Вперед вышел чешский инженер Блоудек.
— На самолете установлен мотор марки «Хиеро», мощностью двести тридцать лошадиных сил, — доложил он, — Двигатель абсолютно надежен.
Добош любовно похлопывал по металлической обшивке капота, словно успокаивая разгоряченного коня.
— Машины этого типа считались лучшими разведывательными самолетами Австро-Венгерской монархии, — сказал он. — При взлете, правда, покашливали из-за перегрузок, но у воздушного винта, сконструированного Оскаром Ашботом, большая сила тяги. Старая калоша неплохо летает. Почему же Ашбот возражает против этой машины, понять не могу!
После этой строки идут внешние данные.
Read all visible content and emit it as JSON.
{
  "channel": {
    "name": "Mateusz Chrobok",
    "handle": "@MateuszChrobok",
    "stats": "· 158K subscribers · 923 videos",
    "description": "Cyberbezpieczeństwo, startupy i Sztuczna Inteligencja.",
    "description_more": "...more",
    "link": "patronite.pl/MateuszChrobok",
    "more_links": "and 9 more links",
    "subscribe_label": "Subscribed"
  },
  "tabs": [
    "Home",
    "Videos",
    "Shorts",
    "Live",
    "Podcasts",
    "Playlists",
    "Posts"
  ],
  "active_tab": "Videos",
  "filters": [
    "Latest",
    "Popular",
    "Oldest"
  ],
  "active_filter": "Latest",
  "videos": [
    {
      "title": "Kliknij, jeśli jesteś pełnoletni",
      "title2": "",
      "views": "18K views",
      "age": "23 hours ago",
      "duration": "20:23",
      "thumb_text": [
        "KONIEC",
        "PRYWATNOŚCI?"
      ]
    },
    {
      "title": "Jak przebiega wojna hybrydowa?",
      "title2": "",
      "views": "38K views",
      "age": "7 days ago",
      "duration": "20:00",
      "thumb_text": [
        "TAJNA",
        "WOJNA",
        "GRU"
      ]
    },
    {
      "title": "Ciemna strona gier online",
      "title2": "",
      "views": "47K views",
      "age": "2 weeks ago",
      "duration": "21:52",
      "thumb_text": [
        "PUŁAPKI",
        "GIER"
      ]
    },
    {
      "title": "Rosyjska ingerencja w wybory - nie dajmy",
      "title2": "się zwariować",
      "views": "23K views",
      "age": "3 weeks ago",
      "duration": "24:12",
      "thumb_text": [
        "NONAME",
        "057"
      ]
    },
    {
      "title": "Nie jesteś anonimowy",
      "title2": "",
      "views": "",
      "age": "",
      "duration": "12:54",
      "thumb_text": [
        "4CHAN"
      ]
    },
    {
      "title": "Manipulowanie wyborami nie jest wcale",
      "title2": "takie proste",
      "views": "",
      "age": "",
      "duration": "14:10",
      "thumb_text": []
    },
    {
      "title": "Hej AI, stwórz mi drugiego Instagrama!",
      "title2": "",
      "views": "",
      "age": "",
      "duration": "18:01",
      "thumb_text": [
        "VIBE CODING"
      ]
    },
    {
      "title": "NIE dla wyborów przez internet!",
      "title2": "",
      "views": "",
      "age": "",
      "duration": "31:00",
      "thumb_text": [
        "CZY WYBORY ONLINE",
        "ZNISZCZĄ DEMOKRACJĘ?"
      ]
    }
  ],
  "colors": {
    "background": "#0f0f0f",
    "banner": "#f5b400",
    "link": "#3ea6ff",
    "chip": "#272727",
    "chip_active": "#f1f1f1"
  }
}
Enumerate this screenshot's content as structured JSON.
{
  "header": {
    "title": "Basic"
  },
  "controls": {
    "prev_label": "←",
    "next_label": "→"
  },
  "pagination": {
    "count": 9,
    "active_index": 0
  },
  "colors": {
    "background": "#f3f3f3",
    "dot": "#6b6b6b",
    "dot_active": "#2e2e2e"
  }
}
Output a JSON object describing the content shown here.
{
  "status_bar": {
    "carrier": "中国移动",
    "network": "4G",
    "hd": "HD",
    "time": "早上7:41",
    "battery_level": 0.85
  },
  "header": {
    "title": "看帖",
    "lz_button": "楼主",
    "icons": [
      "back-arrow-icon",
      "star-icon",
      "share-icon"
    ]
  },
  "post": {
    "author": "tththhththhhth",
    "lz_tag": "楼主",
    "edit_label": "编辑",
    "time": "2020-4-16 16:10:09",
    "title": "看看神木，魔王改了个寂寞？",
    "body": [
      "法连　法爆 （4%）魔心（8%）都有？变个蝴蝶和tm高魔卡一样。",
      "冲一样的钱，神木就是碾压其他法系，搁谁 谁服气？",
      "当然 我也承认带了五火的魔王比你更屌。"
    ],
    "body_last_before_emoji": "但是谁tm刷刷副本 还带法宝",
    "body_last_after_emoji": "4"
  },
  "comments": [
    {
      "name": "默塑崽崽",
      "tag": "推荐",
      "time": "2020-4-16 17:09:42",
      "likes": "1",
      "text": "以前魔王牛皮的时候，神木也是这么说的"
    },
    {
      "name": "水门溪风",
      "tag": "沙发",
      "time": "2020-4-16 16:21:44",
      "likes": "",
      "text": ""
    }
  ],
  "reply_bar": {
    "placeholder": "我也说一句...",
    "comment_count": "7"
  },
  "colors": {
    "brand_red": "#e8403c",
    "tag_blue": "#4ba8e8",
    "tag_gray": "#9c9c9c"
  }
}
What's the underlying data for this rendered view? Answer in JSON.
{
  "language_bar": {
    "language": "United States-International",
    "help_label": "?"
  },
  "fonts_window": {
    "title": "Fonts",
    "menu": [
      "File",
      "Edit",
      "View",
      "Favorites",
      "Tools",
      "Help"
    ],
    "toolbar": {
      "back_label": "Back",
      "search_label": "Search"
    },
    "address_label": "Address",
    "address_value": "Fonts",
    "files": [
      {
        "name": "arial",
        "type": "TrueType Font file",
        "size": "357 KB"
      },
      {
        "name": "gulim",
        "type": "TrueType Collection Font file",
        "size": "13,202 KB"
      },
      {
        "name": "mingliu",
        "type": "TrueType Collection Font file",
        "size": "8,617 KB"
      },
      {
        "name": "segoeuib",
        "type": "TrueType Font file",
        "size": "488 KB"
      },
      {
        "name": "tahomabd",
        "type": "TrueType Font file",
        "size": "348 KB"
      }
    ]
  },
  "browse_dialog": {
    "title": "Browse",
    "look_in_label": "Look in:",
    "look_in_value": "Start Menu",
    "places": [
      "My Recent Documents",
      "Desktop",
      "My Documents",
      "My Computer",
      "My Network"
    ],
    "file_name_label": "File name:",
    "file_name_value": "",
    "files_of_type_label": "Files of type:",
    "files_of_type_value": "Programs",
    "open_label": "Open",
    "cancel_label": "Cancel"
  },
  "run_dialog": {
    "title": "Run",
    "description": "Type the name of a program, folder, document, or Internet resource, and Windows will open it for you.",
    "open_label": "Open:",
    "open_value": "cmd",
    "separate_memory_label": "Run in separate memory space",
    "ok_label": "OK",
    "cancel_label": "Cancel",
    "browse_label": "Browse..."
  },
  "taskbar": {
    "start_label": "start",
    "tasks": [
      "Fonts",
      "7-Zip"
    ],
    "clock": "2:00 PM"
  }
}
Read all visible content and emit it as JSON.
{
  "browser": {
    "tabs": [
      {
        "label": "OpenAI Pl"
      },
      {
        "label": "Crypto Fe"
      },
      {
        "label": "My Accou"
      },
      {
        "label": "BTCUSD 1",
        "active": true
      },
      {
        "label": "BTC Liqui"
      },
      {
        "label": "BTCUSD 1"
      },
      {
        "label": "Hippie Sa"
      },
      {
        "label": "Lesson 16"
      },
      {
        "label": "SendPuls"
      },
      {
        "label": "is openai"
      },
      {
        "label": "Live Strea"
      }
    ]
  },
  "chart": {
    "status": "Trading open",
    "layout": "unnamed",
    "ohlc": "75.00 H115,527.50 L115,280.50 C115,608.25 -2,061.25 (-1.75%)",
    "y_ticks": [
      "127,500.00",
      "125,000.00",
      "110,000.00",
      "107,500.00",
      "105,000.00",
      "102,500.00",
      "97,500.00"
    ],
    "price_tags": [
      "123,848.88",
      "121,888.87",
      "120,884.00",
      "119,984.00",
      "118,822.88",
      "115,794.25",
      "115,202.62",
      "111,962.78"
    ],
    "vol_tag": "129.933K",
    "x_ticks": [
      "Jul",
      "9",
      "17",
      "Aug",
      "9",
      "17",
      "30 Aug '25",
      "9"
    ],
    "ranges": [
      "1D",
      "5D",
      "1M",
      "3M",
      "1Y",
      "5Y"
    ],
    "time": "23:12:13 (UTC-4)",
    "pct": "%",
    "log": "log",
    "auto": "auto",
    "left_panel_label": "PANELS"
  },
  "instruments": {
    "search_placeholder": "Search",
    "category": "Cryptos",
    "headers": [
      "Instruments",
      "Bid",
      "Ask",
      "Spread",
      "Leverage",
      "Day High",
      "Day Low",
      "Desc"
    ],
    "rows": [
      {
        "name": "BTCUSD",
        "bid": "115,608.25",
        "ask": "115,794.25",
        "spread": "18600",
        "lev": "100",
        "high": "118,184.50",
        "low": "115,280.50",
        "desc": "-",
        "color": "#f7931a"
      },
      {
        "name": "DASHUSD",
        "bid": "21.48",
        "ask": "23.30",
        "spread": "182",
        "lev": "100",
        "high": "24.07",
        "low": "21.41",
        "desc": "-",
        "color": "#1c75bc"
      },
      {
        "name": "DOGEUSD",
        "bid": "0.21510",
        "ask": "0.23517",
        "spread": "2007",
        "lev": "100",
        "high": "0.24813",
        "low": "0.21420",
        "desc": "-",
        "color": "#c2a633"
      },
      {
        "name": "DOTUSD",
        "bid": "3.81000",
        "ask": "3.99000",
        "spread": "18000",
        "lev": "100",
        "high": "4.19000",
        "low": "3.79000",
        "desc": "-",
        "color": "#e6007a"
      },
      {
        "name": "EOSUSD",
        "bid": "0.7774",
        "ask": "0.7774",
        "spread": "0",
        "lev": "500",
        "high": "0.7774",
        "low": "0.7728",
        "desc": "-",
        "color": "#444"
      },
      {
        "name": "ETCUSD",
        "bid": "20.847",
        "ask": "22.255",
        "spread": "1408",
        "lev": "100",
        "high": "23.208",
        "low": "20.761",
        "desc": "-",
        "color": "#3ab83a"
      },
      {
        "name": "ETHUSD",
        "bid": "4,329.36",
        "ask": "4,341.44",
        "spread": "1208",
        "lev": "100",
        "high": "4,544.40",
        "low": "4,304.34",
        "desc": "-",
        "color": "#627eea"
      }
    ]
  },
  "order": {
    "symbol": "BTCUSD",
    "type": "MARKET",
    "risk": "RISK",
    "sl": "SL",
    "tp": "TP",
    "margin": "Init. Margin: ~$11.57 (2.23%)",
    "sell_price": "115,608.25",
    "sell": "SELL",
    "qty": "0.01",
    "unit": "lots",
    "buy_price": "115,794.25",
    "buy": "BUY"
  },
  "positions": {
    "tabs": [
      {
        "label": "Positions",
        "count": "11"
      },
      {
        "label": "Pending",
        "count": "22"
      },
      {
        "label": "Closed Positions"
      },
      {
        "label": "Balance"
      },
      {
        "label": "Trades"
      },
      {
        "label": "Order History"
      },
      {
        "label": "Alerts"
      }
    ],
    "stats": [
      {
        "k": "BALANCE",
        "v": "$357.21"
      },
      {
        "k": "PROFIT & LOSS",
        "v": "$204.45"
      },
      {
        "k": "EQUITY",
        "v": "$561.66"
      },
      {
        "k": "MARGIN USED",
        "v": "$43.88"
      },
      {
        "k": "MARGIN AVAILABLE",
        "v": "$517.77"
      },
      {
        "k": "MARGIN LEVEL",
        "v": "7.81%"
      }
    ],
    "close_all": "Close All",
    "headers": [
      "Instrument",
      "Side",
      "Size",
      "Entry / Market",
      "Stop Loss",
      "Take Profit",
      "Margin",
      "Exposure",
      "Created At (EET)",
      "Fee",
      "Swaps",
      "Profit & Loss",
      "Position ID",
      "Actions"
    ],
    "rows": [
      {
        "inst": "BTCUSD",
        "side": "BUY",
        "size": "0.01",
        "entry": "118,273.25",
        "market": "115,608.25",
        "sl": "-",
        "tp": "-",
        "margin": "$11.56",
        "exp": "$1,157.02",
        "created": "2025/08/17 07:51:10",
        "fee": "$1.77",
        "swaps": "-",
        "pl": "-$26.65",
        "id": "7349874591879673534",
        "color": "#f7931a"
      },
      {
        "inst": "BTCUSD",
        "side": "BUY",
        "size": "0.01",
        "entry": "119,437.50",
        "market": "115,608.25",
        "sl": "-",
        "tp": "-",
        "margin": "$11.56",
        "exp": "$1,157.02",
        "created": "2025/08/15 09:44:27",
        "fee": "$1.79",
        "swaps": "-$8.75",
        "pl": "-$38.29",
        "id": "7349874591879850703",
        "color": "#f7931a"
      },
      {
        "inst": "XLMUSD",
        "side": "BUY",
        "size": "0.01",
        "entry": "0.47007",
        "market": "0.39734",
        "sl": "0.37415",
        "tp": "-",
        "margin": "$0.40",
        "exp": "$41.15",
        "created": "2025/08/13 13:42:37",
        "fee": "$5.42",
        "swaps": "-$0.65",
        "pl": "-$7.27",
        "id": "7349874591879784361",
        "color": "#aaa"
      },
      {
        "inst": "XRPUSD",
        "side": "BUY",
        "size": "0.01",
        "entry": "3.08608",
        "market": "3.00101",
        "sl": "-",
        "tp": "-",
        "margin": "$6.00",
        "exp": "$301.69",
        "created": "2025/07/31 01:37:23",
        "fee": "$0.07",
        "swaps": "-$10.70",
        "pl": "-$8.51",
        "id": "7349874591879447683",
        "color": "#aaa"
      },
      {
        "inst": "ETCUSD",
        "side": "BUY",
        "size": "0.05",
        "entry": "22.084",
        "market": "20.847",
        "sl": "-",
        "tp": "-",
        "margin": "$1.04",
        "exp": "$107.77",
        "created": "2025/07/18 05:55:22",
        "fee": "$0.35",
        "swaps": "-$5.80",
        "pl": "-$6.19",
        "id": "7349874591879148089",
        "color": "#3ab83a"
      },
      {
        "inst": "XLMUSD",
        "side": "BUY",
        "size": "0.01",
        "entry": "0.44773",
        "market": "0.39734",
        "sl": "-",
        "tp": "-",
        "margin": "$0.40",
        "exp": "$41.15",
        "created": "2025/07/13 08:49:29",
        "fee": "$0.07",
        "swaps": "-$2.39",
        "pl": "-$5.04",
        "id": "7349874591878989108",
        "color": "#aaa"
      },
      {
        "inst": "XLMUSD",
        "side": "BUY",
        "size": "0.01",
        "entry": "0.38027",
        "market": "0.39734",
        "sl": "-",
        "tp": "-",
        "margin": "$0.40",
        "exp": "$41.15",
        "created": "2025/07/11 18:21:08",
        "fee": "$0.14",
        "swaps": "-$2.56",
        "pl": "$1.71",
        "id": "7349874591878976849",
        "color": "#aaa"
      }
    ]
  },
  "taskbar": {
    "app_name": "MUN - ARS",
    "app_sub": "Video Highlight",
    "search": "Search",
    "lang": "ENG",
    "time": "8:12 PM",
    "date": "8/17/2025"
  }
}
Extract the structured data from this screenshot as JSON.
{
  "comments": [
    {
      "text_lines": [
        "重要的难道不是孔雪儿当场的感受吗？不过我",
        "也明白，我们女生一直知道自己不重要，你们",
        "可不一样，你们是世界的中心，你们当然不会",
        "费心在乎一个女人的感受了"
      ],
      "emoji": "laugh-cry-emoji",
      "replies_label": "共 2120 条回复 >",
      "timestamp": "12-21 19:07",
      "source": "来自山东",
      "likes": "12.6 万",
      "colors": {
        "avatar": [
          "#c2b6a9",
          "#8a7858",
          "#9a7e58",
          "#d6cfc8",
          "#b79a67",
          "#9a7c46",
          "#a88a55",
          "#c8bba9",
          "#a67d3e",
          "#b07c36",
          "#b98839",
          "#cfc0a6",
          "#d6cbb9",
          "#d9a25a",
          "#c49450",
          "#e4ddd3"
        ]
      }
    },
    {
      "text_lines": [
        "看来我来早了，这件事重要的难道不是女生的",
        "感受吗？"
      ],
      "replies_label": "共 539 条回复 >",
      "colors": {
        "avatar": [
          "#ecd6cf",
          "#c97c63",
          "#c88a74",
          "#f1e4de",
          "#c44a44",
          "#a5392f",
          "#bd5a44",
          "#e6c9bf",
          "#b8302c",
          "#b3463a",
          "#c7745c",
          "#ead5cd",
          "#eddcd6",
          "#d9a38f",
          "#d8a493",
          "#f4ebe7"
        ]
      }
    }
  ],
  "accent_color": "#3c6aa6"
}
— Лететь-то он полетит, но далеко ли? — тревожно заговорил Ашбот. — Ребра лопасти без медной окантовки. Воздушный винт будет тянуть до тех пор, пока не попадете под дождь. А нынешней весной без дождя дня не обходится. Не могу взять на себя ответственность!
Инженеры огорченно переглянулись: довод веский, против него трудно возражать.
— Единственный мастер, который умел делать медную окантовку ребер на воздушных винтах, был Карл Бесс, но он уволился с завода, — сказал Бода.—
А с неокантованным винтом и в самом деле пускаться в столь далекий путь нельзя.
Воцарилось молчание.
— Послушайте… — нарушил его Добош. — Машина может лететь, и нечего мудрить. Держу пари: если вы изложите свои сомнения Тибору Самуэли, он все равно не отменит полета. Меня вы знаете, я не из робкого десятка. Военный летчик, вылетая, никогда не знает, вернется ли он назад? Если и случится в воздухе что-то, обстановка всегда подскажет выход. Словно кто шепнет на ухо… Мне не раз приходилось приводить на аэродром машину, на которой живого места не было.
Пошарив в кармане, Ашбот достал карандаш и, положив блокнот на фюзеляж машины, занялся вычислениями.
— Взгляните-ка, Ангел… лопасть воздушного винта вращается со скоростью 220 метров в секунду, плюс скорость самолета, равная 50 метрам. Стало быть, за исходную можно взять скорость в 270 метров. Падающие капли дождя тоже имеют свою скорость. За каких-нибудь полчаса деревянная кромка лопасти воздушного винта, подвергаясь ударам дождевых капель, которые с большой скоростью падают на ее поверхность, превратится в кусок дерева, изъеденного полевками. Крохотные капельки дождя размочалят волокна, клетчатку, останется лишь «скелет». Тяговая сила винта, изрешеченного дождем, а вместе с ней и скорость полета постепенно снизятся. Даже если погода самая благоприятная, над Карпатами облачности не миновать. Отсюда вывод: с таким винтом до места назначения не долететь. Вы вместе с пассажиром без пересадки угодите на тот свет. И уверяю вас: ангелами, снизошедшими с небес на нашу грешную землю, увы, не станете.
Добош покачал головой.
— Вот досада! Как на грех почти на всей трассе исключена вынужденная посадка. Риск полета этим усугубляется. Ни на чешской территории, ни в районах, занятых Петлюрой, приземляться нельзя. Созвонитесь с наркомом, узнайте его мнение.
Спустя час к ангару подъехала серо-зеленая машина Самуэли, Внимательно осмотрев самолет, он выслушал доводы Оскара Ашбота.